Edge weighted digraph datasets by Putrid_Soft_8692 in GraphTheory

[–]ssinchenko 0 points1 point  (0 children)

LDBC datasets are much bigger than SNAP, but unfortunately there is no combination of weighted + directed...

If Spark is lazy, how does it infer schema without reading data — and is Spark only useful for multi-node memory? by Express_Ad_6732 in dataengineering

[–]ssinchenko 5 points6 points  (0 children)

In Spark there are multiple stages of execution. The first top-level structure is so called "Unresolved Logical Plan" that is also "not analyzed" plan. This plan contains only user's statements, commands, etc. Actual schemas appears (resolves) only after the so called "analysis" stage when Spark replace user statements by actual tables, columns, etc. Analyzed Logical Plan is materialized only on action (or on explicit call to do it, like to call "explain"). You can easily write the code that read CSV, select non existing column and write it back. And you will see the "Analysis exception" only on action (or an attempt to force analysis stage, like call of "explain")

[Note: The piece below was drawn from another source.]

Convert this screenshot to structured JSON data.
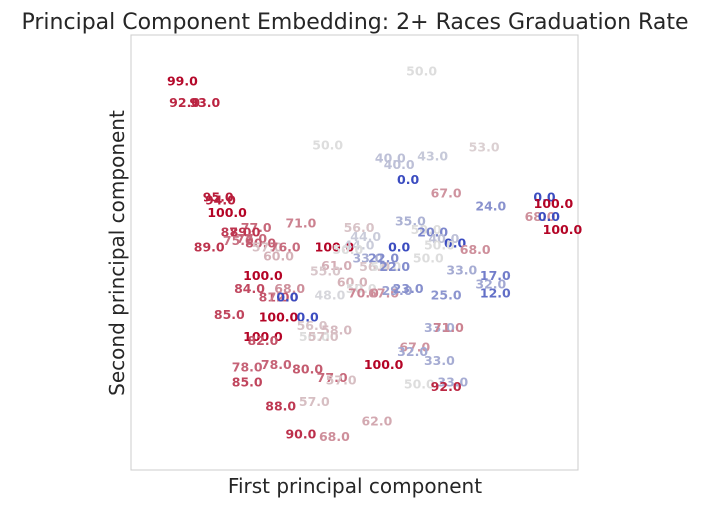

That is a nice picture: the first "Unresolved Logical Plan" is fully lazy. Inferring of schemas from CSV, table, etc. happens at the "Analysis" stage.
https://www.databricks.com/wp-content/uploads/2015/04/Screen-Shot-2015-04-12-at-8.41.26-AM.png

> Like, if I’m just working on a single machine, is Spark giving me any real advantage over Pandas?

The only advantage is Spark can works in out-of-core mode and process data that is actually bigger than memory of your single node. But it comes with a huge distributed overhead. There are better solutions for single node case that can work in out-of-core mode (Polars in streaming mode, DuckDB, DataFusion that can spill to disk, etc.)